A long road to recovery for some eastern Iowans impacted by storms
CEDAR RAPIDS, Iowa (KCRG) - It’s been two weeks since the derecho destroyed many homes and people’s livelihoods, and in many cases, people are still in the same predicament as when the storm first hit without shelter, food, and some with power still. The question now for many is what’s next?
“Were on our own,” said Billy Fuller, a resident of the Oak Village Senior Residences in Marion last week when the complex was still with no power. “I’ve been out of oxygen for three days.”
“I’m from Africa. My English is no good,” said a resident at Cedar Terrace during an interview with TV9 at the Cedar Terrace apartments. “Too much people sleeping outside. No good.”
The Cedar Terrace complex was one of the hardest hit places.
For days after the storm, families were living in tents. Seniors at Oak Village Senior residences in Marion were sleeping in their cars to charge their breathing machines, and struggling to get food.
Today for some not much has changed. Buildings at Cedar Terrace are now placarded, and any signs of life are nearly non-existent.
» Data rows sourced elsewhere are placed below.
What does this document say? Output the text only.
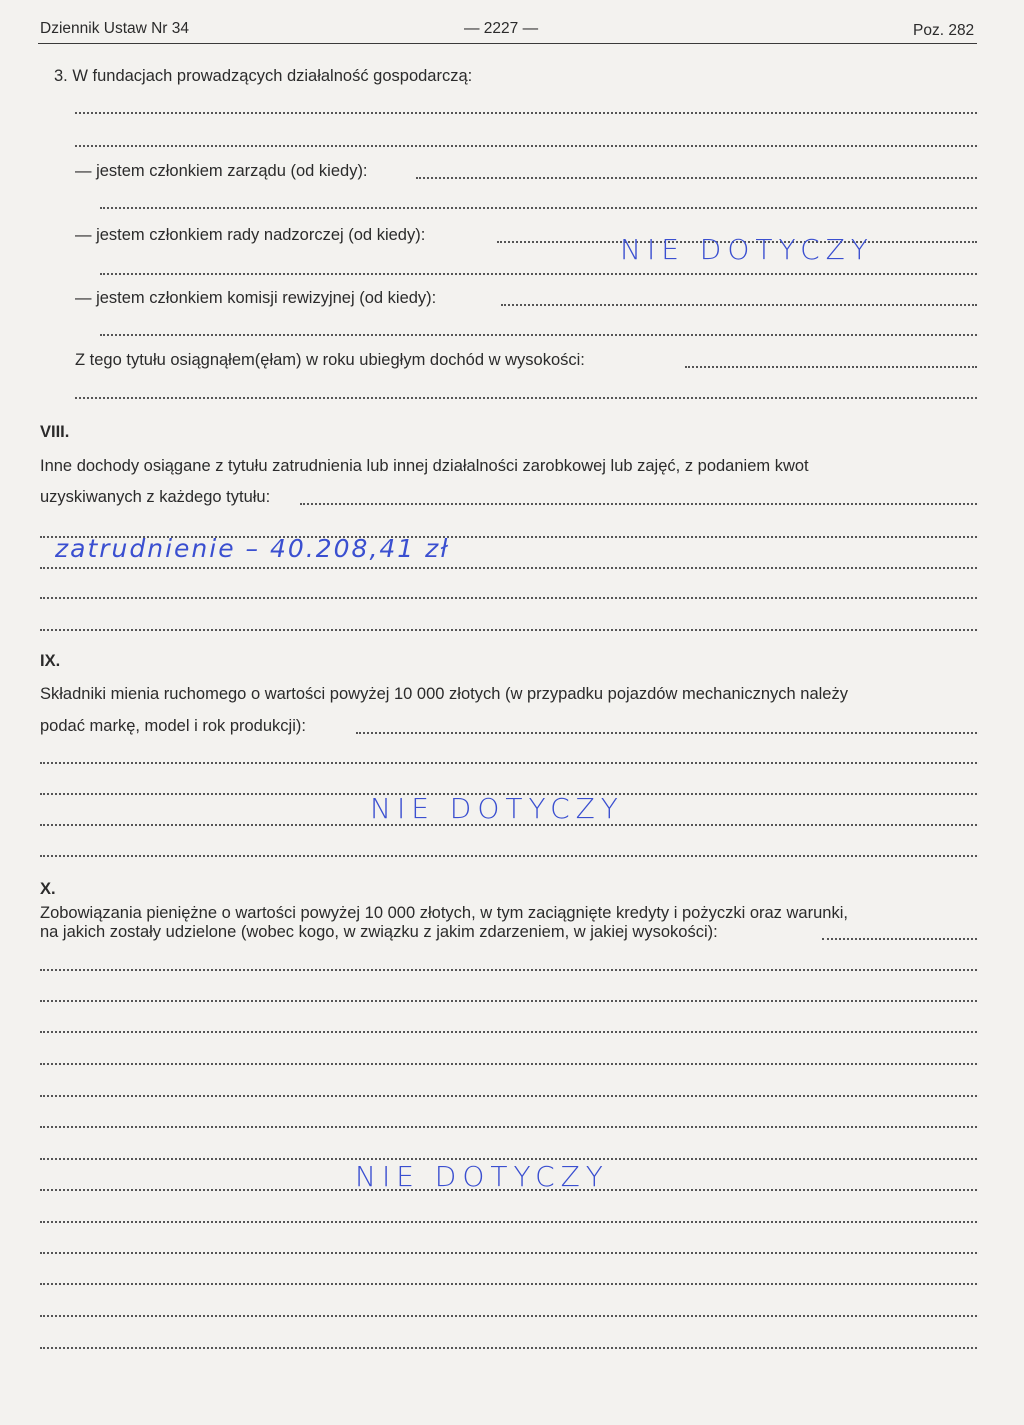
Dziennik Ustaw Nr 34	— 2227 —	Poz. 282
3. W fundacjach prowadzących działalność gospodarczą:
— jestem członkiem zarządu (od kiedy):
— jestem członkiem rady nadzorczej (od kiedy):	NIE DOTYCZY
— jestem członkiem komisji rewizyjnej (od kiedy):
Z tego tytułu osiągnąłem(ęłam) w roku ubiegłym dochód w wysokości:
VIII.
Inne dochody osiągane z tytułu zatrudnienia lub innej działalności zarobkowej lub zajęć, z podaniem kwot
uzyskiwanych z każdego tytułu:
zatrudnienie – 40.208,41 zł
IX.
Składniki mienia ruchomego o wartości powyżej 10 000 złotych (w przypadku pojazdów mechanicznych należy
podać markę, model i rok produkcji):
NIE DOTYCZY
X.
Zobowiązania pieniężne o wartości powyżej 10 000 złotych, w tym zaciągnięte kredyty i pożyczki oraz warunki,
na jakich zostały udzielone (wobec kogo, w związku z jakim zdarzeniem, w jakiej wysokości):
NIE DOTYCZY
“Knowing the number of barriers that refugees and immigrants face in accessing a number of mainstream services that are available we wanted to open up a shelter,” said Sara Zejnic, the Director for refugee and Immigrant Services at the Catherine McAuley Center.
The center has provided temporary shelter since last week to 53 residents, from Cedar Terrace and other locations. 30 to 35 people have been staying at their shelter a night.
Zejnic says they have been flooded with outside donations, but still the long term needs are going to be a challenge.
“We’re really trying look at what does it mean for moving forward. What does long term housing look like, and what kind of case management support is needed,” she said. “”How can we make sure refugees and immigrants that have lost a lot are able to access services in the community and how can we partner.”
At Oak Village, power is back but residents say they are now trying to find ways to get to the store and get money to replace their food. On top of that, the nearby Hyvee drugstore where many got their medications is closed permanently.
The McAuley Center says for now monetary donations are the best way to help them with buying supplies as needs arise. The United Way Disaster Fund is one way to do just that.